Could a short, handwritten thank you letter make a difference, wondered a research team out of King's College London and Harvard? To find out, they had supervisors pen two-line thank you letters highlighting the positive impact social workers made this past year and mailed them to the employees' homes. 

"One month after this simple intervention, the social workers who received a letter reported feeling significantly more valued, more recognized for their work, and more supported by their organization than those who didn't receive a letter. There were also positive (though not quite statistically significant) impacts on subjective well-being, belonging, intrinsic motivation, and sickness absence rates for social workers who received letters," the researchers report on Harvard Business Review

While a heartfelt note might not motivate a hard-charging sales person exactly as much as a warm-hearted social worker, there is no reason a similar initiative wouldn't work in the for-profit world too. The study authors just stress that the letter should come from someone (be it a customer or higher level exec) the recipients don't usually receive praise from. And that details matter: An email blast will do very little compared to a hand-signed letter. 

Now is the perfect time for a little appreciation.

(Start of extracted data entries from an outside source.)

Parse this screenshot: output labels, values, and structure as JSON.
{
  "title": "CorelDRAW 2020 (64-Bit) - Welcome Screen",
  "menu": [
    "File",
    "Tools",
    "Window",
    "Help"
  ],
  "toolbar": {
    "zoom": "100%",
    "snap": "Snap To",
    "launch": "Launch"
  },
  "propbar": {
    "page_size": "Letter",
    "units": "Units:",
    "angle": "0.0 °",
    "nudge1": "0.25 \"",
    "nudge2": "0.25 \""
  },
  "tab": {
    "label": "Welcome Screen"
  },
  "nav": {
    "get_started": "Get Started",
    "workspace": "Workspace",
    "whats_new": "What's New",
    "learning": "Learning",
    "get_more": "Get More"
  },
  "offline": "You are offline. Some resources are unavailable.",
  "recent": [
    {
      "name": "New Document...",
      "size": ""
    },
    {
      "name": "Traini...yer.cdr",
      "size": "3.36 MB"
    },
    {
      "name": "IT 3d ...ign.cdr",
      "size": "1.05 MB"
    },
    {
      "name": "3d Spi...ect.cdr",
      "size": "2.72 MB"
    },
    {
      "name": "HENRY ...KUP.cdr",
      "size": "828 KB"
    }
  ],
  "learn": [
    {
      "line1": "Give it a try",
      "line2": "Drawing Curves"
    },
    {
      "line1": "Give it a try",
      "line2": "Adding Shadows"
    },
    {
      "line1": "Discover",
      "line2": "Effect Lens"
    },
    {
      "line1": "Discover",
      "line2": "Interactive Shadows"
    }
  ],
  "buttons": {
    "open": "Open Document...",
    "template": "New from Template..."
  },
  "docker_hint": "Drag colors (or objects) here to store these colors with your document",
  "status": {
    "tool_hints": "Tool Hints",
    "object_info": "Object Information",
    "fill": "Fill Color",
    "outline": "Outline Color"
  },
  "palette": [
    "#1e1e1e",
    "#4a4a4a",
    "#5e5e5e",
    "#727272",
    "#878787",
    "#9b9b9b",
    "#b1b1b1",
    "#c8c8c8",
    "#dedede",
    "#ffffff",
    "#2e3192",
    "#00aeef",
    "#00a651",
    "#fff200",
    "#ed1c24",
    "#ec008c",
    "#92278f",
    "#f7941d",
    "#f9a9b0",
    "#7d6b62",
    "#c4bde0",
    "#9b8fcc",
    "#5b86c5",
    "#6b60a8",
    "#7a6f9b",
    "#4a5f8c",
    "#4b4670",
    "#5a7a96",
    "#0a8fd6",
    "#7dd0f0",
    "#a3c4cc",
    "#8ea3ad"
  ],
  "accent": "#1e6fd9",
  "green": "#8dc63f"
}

This isn't the first study to show that small gestures of appreciation can have an outsized impact on employee motivation and performance. Wharton research a few years back found that simply bringing someone in, whose salary is paid by the sales generated by a call center, to thank the employees manning the phones boosted revenue by 20 percent per shift. But there is reason to think this sort of intervention might be particularly powerful at the moment. 

"Research on the Fresh Start effect suggests that recognizing your employees can be particularly impactful at key temporal landmarks," write the study authors on HBR. "For example, a thank you note sent at the start of a new quarter, or positive feedback delivered at the conclusion of a major project, can serve as a booster shot of motivation when employees need it most."

Why not close out this horrible pandemic with a shot of appreciation too? Psychologists have found that consciously tying up loose ends and formally marking the end of a life phase leads to fewer regrets and greater happiness later on. 

As we begin to transition out of the pandemic, consider marking the shift with a heartfelt show of thanks to your team. Not only will that likely boost performance, it should help your people achieve a feeling of closure and move on positively from this difficult phase.